Jackson studied nursing and criminal justice at Wayne State University, and is now working on her Ph.D. at Michigan State University studying the correlation between crime and nutrition.
“Everything you eat is connected to your brain, and that’s the most important component of your body,” she said. “If you feed your brain right, your body will act right.”
Jackson said a lot of the people she’s taught didn’t know very much about nutrition, or what vitamins are in different foods, or what their bodies need to function, before her classes.
“When another person comes in and educates you, now you start to change the whole dynamic of how you eat,” she said. “Now you know how to go to the store and pick up certain things you feel you need for your body. So it’s like enriching their lives a little bit more.
Jackson’s classes are part of the jail’s educational program called I.G.N.I.T.E. Incarcerated people participating in the class will learn how to prepare the meals, but will also be able to eat them.
On her first day of classes, Jackson made a “healthy version of a taco.” Instead of using tortillas, she used lettuce as the taco shell.

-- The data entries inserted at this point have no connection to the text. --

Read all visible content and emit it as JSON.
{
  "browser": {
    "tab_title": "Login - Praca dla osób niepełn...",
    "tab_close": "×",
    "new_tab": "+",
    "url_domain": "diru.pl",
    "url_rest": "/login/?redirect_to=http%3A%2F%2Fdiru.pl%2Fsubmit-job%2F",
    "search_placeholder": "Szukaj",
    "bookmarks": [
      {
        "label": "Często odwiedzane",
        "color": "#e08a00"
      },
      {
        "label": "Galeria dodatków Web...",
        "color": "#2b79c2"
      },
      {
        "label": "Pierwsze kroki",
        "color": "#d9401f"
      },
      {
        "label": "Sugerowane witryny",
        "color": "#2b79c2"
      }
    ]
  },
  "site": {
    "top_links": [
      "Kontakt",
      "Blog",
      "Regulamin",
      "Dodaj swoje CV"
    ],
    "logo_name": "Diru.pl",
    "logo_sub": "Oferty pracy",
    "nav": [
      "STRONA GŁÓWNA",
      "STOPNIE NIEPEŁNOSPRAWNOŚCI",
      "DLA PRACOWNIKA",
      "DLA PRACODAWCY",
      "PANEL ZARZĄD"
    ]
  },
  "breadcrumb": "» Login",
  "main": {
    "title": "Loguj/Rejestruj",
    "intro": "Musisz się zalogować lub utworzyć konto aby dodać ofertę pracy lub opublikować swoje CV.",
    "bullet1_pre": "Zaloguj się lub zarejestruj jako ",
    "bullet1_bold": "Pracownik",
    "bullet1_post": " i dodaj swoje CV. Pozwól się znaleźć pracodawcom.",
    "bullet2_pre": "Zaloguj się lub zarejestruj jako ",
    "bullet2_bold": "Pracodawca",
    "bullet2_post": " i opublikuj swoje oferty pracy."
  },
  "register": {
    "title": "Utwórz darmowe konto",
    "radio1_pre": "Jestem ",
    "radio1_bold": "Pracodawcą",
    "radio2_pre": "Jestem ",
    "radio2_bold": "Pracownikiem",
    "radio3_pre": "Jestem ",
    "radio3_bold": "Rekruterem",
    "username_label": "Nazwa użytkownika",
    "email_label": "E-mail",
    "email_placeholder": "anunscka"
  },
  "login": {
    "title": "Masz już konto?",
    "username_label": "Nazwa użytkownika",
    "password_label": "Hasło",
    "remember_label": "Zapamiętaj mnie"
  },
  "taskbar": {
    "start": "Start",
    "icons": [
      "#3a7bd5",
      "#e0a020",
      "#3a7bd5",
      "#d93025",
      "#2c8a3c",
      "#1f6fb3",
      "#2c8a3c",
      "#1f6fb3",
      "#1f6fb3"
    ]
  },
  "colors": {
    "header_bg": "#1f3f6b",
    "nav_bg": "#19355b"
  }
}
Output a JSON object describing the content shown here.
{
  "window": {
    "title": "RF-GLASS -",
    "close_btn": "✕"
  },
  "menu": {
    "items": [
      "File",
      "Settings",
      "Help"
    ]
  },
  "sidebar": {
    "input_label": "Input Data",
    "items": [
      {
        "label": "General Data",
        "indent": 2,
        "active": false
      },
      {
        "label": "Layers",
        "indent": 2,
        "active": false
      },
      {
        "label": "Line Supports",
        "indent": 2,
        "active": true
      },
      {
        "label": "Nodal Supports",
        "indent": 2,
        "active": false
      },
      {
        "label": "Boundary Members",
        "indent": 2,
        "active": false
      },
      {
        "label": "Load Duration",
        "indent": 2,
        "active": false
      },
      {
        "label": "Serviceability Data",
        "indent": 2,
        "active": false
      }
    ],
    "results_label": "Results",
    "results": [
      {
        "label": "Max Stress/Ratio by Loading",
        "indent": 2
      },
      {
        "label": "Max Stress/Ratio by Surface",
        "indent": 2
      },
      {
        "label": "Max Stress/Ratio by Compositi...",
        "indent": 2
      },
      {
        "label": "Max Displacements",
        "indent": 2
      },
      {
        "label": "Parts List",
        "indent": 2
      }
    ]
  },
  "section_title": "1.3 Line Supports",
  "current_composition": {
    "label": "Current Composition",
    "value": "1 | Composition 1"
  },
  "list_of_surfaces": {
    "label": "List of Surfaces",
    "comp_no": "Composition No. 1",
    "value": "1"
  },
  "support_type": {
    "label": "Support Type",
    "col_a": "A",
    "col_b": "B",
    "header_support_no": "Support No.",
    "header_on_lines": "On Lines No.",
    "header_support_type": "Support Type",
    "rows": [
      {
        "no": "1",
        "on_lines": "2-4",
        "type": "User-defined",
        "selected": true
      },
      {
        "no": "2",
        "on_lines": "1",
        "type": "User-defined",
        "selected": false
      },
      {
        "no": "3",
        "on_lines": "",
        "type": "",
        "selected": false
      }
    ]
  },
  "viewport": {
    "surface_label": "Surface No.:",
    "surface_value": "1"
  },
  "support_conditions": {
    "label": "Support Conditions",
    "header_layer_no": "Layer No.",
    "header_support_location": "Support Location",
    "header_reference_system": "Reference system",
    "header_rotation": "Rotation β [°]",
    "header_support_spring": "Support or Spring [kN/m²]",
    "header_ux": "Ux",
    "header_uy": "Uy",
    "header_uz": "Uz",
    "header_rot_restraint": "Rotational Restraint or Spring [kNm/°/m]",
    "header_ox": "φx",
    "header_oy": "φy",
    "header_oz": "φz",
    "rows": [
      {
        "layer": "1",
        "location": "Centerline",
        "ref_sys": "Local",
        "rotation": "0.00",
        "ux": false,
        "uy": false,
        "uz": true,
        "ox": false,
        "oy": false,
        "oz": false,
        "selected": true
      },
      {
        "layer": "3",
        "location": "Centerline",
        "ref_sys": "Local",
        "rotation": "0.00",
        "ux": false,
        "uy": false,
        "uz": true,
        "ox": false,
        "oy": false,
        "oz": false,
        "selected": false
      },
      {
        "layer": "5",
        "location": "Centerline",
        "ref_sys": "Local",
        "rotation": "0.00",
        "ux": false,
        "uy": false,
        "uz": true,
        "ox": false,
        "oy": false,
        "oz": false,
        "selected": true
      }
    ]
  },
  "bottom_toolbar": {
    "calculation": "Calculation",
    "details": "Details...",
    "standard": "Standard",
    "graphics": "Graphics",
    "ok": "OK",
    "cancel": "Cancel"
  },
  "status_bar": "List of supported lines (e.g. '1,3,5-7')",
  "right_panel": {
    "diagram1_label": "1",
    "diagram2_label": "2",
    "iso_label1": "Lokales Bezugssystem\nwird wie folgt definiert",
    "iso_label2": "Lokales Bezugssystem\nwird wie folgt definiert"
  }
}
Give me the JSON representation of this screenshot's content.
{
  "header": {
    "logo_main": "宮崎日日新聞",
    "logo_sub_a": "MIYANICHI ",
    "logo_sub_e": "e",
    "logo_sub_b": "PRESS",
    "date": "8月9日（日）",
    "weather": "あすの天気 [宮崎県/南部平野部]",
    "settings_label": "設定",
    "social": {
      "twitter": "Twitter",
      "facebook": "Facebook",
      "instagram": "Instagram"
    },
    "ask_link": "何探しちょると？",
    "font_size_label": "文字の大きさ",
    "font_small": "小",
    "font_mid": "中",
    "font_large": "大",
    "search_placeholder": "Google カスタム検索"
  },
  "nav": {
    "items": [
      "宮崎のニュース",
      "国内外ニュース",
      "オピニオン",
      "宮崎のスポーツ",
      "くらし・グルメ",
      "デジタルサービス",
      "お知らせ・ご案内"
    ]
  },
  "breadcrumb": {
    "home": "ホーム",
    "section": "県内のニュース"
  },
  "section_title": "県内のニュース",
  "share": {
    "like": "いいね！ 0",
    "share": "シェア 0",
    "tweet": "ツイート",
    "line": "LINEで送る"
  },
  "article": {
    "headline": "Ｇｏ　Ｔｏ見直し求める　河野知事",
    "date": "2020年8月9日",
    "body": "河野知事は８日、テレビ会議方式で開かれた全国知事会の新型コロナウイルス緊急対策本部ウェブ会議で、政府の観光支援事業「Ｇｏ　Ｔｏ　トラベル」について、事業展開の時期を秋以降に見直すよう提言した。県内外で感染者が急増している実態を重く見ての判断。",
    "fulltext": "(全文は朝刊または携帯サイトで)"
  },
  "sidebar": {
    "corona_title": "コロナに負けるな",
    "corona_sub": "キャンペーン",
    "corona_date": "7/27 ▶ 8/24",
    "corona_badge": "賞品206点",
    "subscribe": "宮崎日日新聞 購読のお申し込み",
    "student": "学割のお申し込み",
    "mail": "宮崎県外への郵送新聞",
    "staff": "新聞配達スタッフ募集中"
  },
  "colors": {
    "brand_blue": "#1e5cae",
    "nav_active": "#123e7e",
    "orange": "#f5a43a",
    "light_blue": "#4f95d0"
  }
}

She said one man in the earlier class told her that this was his first time eating lettuce.
“Greens are one of the things that’s good for your digestive system. A lot of us have issues with that, and we don’t know why our bellies are not feeling right,” she said. “It’s because we’re not using greens inside our diet.”
For the taco filling, Jackson used diced sweet potatoes, zucchinis, black beans, ground turkey meat, and tomato sauce. She seasoned it all with garlic, which she said is good for your immune system, as well as oregano and cumin.
“So you want to look at it like the colors of the rainbow. You have red, which is tomatoes, which are good for your heart. Orange, which is a sweet potato, which is good for your mood,” Jackson said.
Once the food was finished cooking, each person came up to grab a plate and try a taco. They got to add diced tomatoes, reduced-fat cheese, and hot sauce to it if they wanted.
A few of the women said they’d never had a sweet potato or a zucchini before—although they could hardly notice the veggies in the taco with all of the seasonings. Some of them remarked that their children would probably enjoy the tacos too. One woman said she felt better already after eating the meal.
The class goes for six weeks. Next week Jackson will be talking about moderation and making turkey sliders. For the last class, she’ll be making steak fajitas. Once the individuals complete the course they’ll get a certificate that they can present to their judge in court. Jackson said she would also attend court hearings and speak to their participation in the program.
“It’s not about giving inmates gourmet food,” Sheriff Chris Swanson said during a press conference about the new class on Sept. 8. “It’s about teaching folks how to eat when they go to their next place when they go out here.”
Jackson said she hopes the people she teaches in the jail will take what they learned in her classes outside of the jail and into their lives at home. She said she believes that if people can eat healthier, they’ll feel better, and be able to make healthier choices for their lives.
“It’s called ending generational habits because now you’re ending it with you. That’s what we’re about. Putting an end to what existed before us and starting brand new with us,” she said. “It’s time to start implementing new morals, new ways of doing things. Not how my mother taught me, how her mother taught her. It ends with me.”
Jackson said the jail will try to track the outcomes of incarcerated people following the newly implemented nutritional classes. She said she thinks promoting healthy eating at the jail may even end up helping the jail deputies out, by reducing behavioral problems.
“This may change the whole dynamic of the whole entire criminal justice system, just through how we’re feeding people,” she said.